Once the propeller on the bottle settles down enough for you to unleash the scent, it shouts of freedom. Freedom that leads to unknown adventures, risks and perhaps even pain. Green galbanum, sage and bergamot are hint to the Chypre quality of this marvelous perfume. A a multi faceted olfactory adventure awaits you, and you'll need your courage and faith…

The green rush fades rather quickly, smoothing itself gradually into an almost powdery combination of jonquil and cedar wood, mellowed and warmed by powdery musk and the Guerlainade – orris root, tonka bean and vanilla. That is what makes the narcissus notes not so heady and overwhelming (reassuringly, this perfume is neither too floral nor overly sweet, maintaining an adventurous sophistication).

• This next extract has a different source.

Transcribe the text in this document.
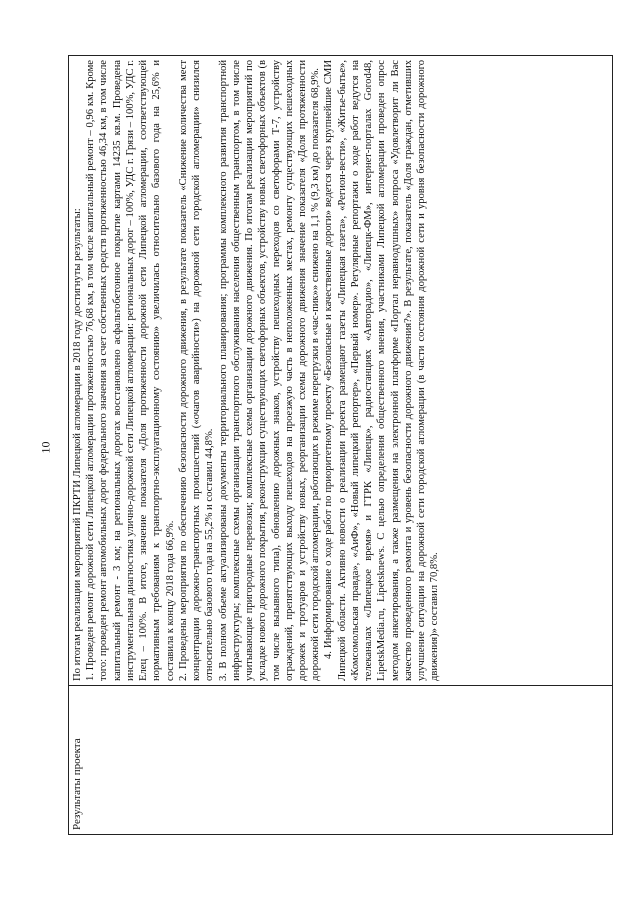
10
Результаты проекта	

По итогам реализации мероприятий ПКРТИ Липецкой агломерации в 2018 году достигнуты результаты: 1. Проведен ремонт дорожной сети Липецкой агломерации протяженностью 76,68 км, в том числе капитальный ремонт – 0,96 км. Кроме того: проведен ремонт автомобильных дорог федерального значения за счет собственных средств протяженностью 46,34 км, в том числе капитальный ремонт - 3 км; на региональных дорогах восстановлено асфальтобетонное покрытие картами 14235 кв.м. Проведена инструментальная диагностика улично-дорожной сети Липецкой агломерации: региональных дорог – 100%, УДС г. Грязи – 100%, УДС г. Елец – 100%. В итоге, значение показателя «Доля протяженности дорожной сети Липецкой агломерации, соответствующей нормативным требованиям к транспортно-эксплуатационному состоянию» увеличилась относительно базового года на 25,6% и составила к концу 2018 года 66,9%. 2. Проведены мероприятия по обеспечению безопасности дорожного движения, в результате показатель «Снижение количества мест концентрации дорожно-транспортных происшествий («очагов аварийности») на дорожной сети городской агломерации» снизился относительно базового года на 55,2% и составил 44,8%. 3. В полном объеме актуализированы документы территориального планирования; программы комплексного развития транспортной инфраструктуры; комплексные схемы организации транспортного обслуживания населения общественным транспортом, в том числе учитывающие пригородные перевозки; комплексные схемы организации дорожного движения. По итогам реализации мероприятий по укладке нового дорожного покрытия, реконструкции существующих светофорных объектов, устройству новых светофорных объектов (в том числе вызывного типа), обновлению дорожных знаков, устройству пешеходных переходов со светофорами Т-7, устройству ограждений, препятствующих выходу пешеходов на проезжую часть в неположенных местах, ремонту существующих пешеходных дорожек и тротуаров и устройству новых, реорганизации схемы дорожного движения значение показателя «Доля протяженности дорожной сети городской агломерации, работающих в режиме перегрузки в «час-пик»» снижено на 1,1 % (9,3 км) до показателя 68,9%. 4. Информирование о ходе работ по приоритетному проекту «Безопасные и качественные дороги» ведется через крупнейшие СМИ Липецкой области. Активно новости о реализации проекта размещают газеты «Липецкая газета», «Регион-вести», «Житье-бытье», «Комсомольская правда», «АиФ», «Новый липецкий репортер», «Первый номер». Регулярные репортажи о ходе работ ведутся на телеканалах «Липецкое время» и ГТРК «Липецк», радиостанциях «Авторадио», «Липецк-ФМ», интернет-порталах Gorod48, LipetskMedia.ru, Lipetsknews. С целью определения общественного мнения, участниками Липецкой агломерации проведен опрос методом анкетирования, а также размещения на электронной платформе «Портал неравнодушных» вопроса «Удовлетворит ли Вас качество проведенного ремонта и уровень безопасности дорожного движения?». В результате, показатель «Доля граждан, отметивших улучшение ситуации на дорожной сети городской агломерации (в части состояния дорожной сети и уровня безопасности дорожного движения)» составил 70,8%.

The smooth, somewhat powdery heart gradually evolves into a more sophisticated Woody-Chypre accord, based on Labdanum and Oakmoss and a noble Agarwood note that lends a somewhat sweet, somewhat sour undertone that is not unlike Mitsouko’s vetiver and agarwood base, but is richer and sweeter.

Than there is the next phase of heart notes – which is definitely the inspiration for Chant d’Aromes in my opinion, as it smells exactly like this lovely, bittersweet autumnal-spring-like perfume: the fresh white floral notes (honeysuckle, gardenia, narcissus) over a woody-light musky-chypre base, floral and deeply warm at once, fresh and young and at the same time thoughtful and deep.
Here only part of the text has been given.